I certainly agree that a society’s “basic structure” is subject to moral evaluation and that an unjust basic structure should be rejected (at least if superior alternatives are available). However, virtually all political theorists accept the same idea, including libertarians who reject the idea of “social justice,” such as F.A. Hayek (who devoted much of his scholarship to trying to figure out what a more just basic structure of of society should look like). If social justice is simply used to denote the idea that the basic structure of society should be just in some general sense, then it’s not a very useful term because almost every political philosophy turns out to be committed to it. Nazis, communists, socialists, libertarians, liberals, and conservatives all agree that society should have a just basic structure. Where they differ is on the question of which basic structure is actually the most just, and on the criteria for assessing that question.
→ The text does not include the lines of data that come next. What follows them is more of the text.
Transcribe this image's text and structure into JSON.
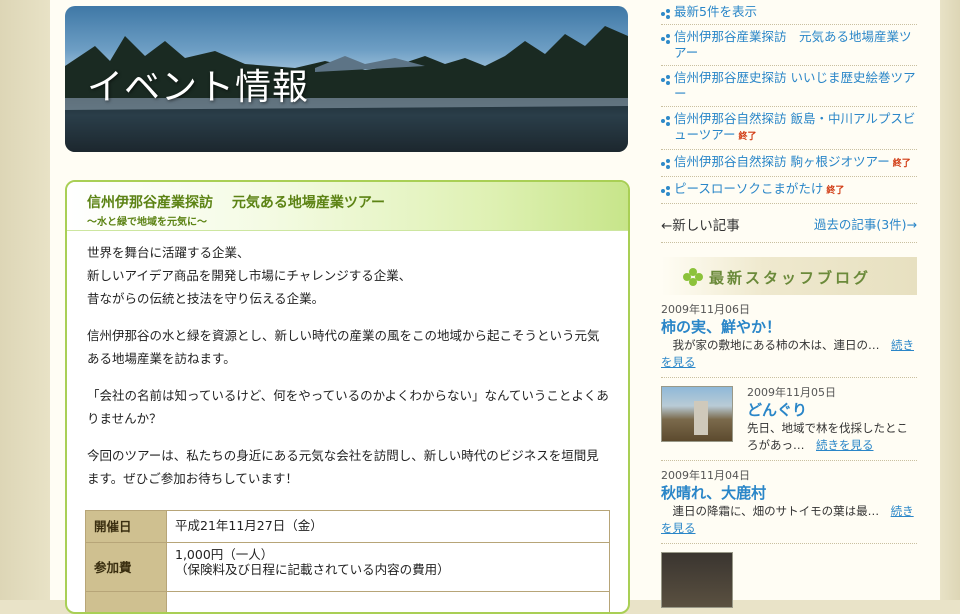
{
  "banner": {
    "title": "イベント情報"
  },
  "article": {
    "title": "信州伊那谷産業探訪　 元気ある地場産業ツアー",
    "subtitle": "～水と緑で地域を元気に～",
    "paragraphs": [
      [
        "世界を舞台に活躍する企業、",
        "新しいアイデア商品を開発し市場にチャレンジする企業、",
        "昔ながらの伝統と技法を守り伝える企業。"
      ],
      [
        "信州伊那谷の水と緑を資源とし、新しい時代の産業の風をこの地域から起こそうという元気ある地場産業を訪ねます。"
      ],
      [
        "「会社の名前は知っているけど、何をやっているのかよくわからない」なんていうことよくありませんか？"
      ],
      [
        "今回のツアーは、私たちの身近にある元気な会社を訪問し、新しい時代のビジネスを垣間見ます。ぜひご参加お待ちしています！"
      ]
    ],
    "info": [
      {
        "key": "開催日",
        "value": "平成21年11月27日（金）"
      },
      {
        "key": "参加費",
        "value": "1,000円（一人）",
        "value2": "（保険料及び日程に記載されている内容の費用）"
      }
    ]
  },
  "sidebar": {
    "links": [
      {
        "text": "最新5件を表示",
        "tag": ""
      },
      {
        "text": "信州伊那谷産業探訪　元気ある地場産業ツアー",
        "tag": ""
      },
      {
        "text": "信州伊那谷歴史探訪 いいじま歴史絵巻ツアー",
        "tag": ""
      },
      {
        "text": "信州伊那谷自然探訪 飯島・中川アルプスビューツアー",
        "tag": "終了"
      },
      {
        "text": "信州伊那谷自然探訪 駒ヶ根ジオツアー",
        "tag": "終了"
      },
      {
        "text": "ピースローソクこまがたけ",
        "tag": "終了"
      }
    ],
    "pager": {
      "prev": "←新しい記事",
      "next": "過去の記事(3件)→"
    },
    "blog_heading": "最新スタッフブログ",
    "posts": [
      {
        "date": "2009年11月06日",
        "title": "柿の実、鮮やか！",
        "excerpt": "　我が家の敷地にある柿の木は、連日の…",
        "more": "続きを見る"
      },
      {
        "date": "2009年11月05日",
        "title": "どんぐり",
        "excerpt": "先日、地域で林を伐採したところがあっ…",
        "more": "続きを見る"
      },
      {
        "date": "2009年11月04日",
        "title": "秋晴れ、大鹿村",
        "excerpt": "　連日の降霜に、畑のサトイモの葉は最…",
        "more": "続きを見る"
      }
    ]
  }
}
This definition of social justice also does not conform to the most widely accepted uses of “social justice” in contemporary discourse, which usually have to do with alleviating poverty and promoting economic equality. That said, I recognize that this may be a case where some academic political philosophers use a term in a different sense from that used by laypeople and scholars in other fields.
Zwolinski interprets me and some of the other critics as advocating utilitarianism and puts forward various standard philosophical arguments against utilitarianism. I agree with many of these arguments. However, they only count against a theory that holds that utilitarianism is the only standard by which the morality of our actions should be judged. That is not my view. I reject both absolute utilitarianism and absolute nonutilitarian rights theories. Utilitarian considerations should serve as a constraint on rights claims and vice versa. For example, we should not endorse an absolutist theory of rights that holds that we can never restrict freedom of speech even if doing so is the only way to keep a totalitarian regime from coming to power and slaughtering millions. On the other hand, we also should not embrace an absolute utilitarianism under which we would have to let sadists torture innocent children so long as the evidence showed that pleasure of the torturers was greater than the pain suffered by their victims.
At what point should rights be sacrificed for utility or vice versa? If I had an air-tight answer to that question, I would be a great political philosopher myself. Sadly, I don’t. But even though I don’t have a good theory for handling difficult borderline cases, I think it’s still easy to recognize that we shouldn’t sacrifice huge amounts of utility for minor rights protections, and neither should we do the opposite. Thus, we should not allow civilization to be destroyed by an asteroid strike, even if avoiding this fate requires some infringement on property rights. Similarly, we also shouldn’t let “utility monsters” gobble up small children.
For reasons outlined by Mike Rappaport here and here, and earlier by David Friedman, I think utilitarianism also does a better job than “social justice” in explaining why libertarians (and others) should be concerned about poverty and economic well-being. One can recognize that without being committed to the idea that utility is the one true moral value that trumps all others.
UPDATE: I have belatedly revised this post to correct a minor, but annoying stylistic flaw.